AKNÖ-Staudinger: Flexibilisierung der Arbeitszeit zieht Abschaffung der Überstundenzuschläge nach sich

Jährlich rund 200 Mio. zuschlagspflichtige Überstunden in Österreich

Wien (AKNÖ) – "Als Anschlag auf Überstundenzuschläge" bezeichnet der Präsident der AKNÖ Josef Staudinger die Forderung nach einer weiteren Flexibilisierung der Arbeitszeit nach der EU-Arbeitszeitrichtlinie. Eine Flexibilisierung in Anlehnung an die EU-Arbeitszeitrichtlinie würde bedeuten, dass die gesetzliche Überstundenregelung mit 50% Zuschlag fallen könnte, denn die EU-Richtlinie biete Höchstgrenzen der Arbeitszeit mit 13 Stunden pro Tag und 48 Stunden pro Woche. "Die österreichischen ArbeitnehmerInnen leisten jährlich rund 200 Mio. zuschlagspflichtige Überstunden.

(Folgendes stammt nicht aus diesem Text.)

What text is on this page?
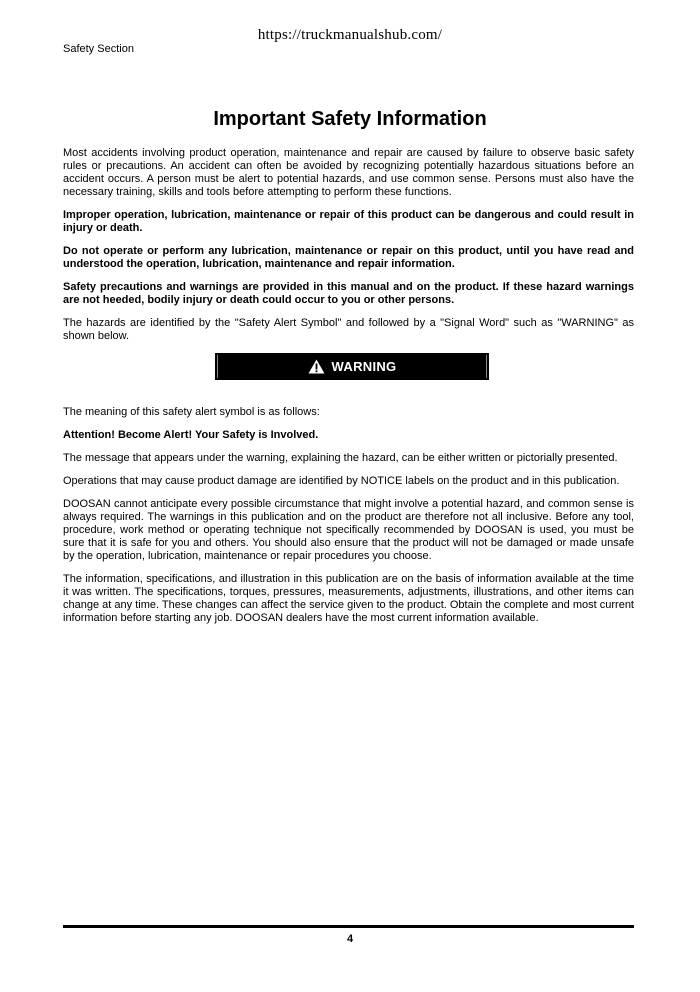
https://truckmanualshub.com/
Safety Section
Important Safety Information

Most accidents involving product operation, maintenance and repair are caused by failure to observe basic safety rules or precautions. An accident can often be avoided by recognizing potentially hazardous situations before an accident occurs. A person must be alert to potential hazards, and use common sense. Persons must also have the necessary training, skills and tools before attempting to perform these functions.

Improper operation, lubrication, maintenance or repair of this product can be dangerous and could result in injury or death.

Do not operate or perform any lubrication, maintenance or repair on this product, until you have read and understood the operation, lubrication, maintenance and repair information.

Safety precautions and warnings are provided in this manual and on the product. If these hazard warnings are not heeded, bodily injury or death could occur to you or other persons.

The hazards are identified by the "Safety Alert Symbol" and followed by a "Signal Word" such as "WARNING" as shown below.

WARNING

The meaning of this safety alert symbol is as follows:

Attention! Become Alert! Your Safety is Involved.

The message that appears under the warning, explaining the hazard, can be either written or pictorially presented.

Operations that may cause product damage are identified by NOTICE labels on the product and in this publication.

DOOSAN cannot anticipate every possible circumstance that might involve a potential hazard, and common sense is always required. The warnings in this publication and on the product are therefore not all inclusive. Before any tool, procedure, work method or operating technique not specifically recommended by DOOSAN is used, you must be sure that it is safe for you and others. You should also ensure that the product will not be damaged or made unsafe by the operation, lubrication, maintenance or repair procedures you choose.

The information, specifications, and illustration in this publication are on the basis of information available at the time it was written. The specifications, torques, pressures, measurements, adjustments, illustrations, and other items can change at any time. These changes can affect the service given to the product. Obtain the complete and most current information before starting any job. DOOSAN dealers have the most current information available.

4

Bisher wurden Überstunden mit einem gesetzlichen Zuschlag von 50% abgegolten, wobei durch entsprechende kollektivvertragliche Bestimmungen die Überstundenzuschläge zugunsten der ArbeitnehmerInnen erhöht werden können", erklärt der AKNÖ-Chef. Durch die im Regierungsprogramm geplante teilweise Verlagerung der Arbeitszeitregelung von der sozialpartnerschaftlichen auf die betriebliche bzw. einzelvertragliche Ebene würden die betroffenen ArbeitnehmerInnen durch die flexiblere Arbeitszeitgestaltung die ihnen zustehende erhöhte Abgeltung ihrer Arbeitsleistung verlieren.****

Teilweise gehe das österreichische Arbeitszeitrecht bereits jetzt an die Grenzen dessen, was die Richtlinie für zulässig erklärt. "Ab wann Überstundenzuschläge bezahlt werden müssen, ist nicht in der EU-Richtlinie normiert, sehr wohl aber derzeit noch im österreichischen Recht geregelt", warnt Staudinger. Eine "Angleichung" an die Richtlinie bedeute daher massive Einschnitte bei der Bezahlung von erbrachten Überstunden, die grundsätzlich im Arbeitszeitgesetz bzw. in den Dienstrechtsgesetzen im Vertragsbedienstetenrecht und in den Kollektivverträgen verankert seien. "Die Niederösterreichischen ArbeitnehmerInnen sind bereits flexibel genug. Mit einer solchen Aufweichung des Arbeitszeitgesetzes und der Abkehr von der Sozialpartnerebene gehen auch sämtliche Schutzmechanismen verloren," erteilt der AKNÖ-Präsident einer weiteren Flexibilisierung eine klare Absage.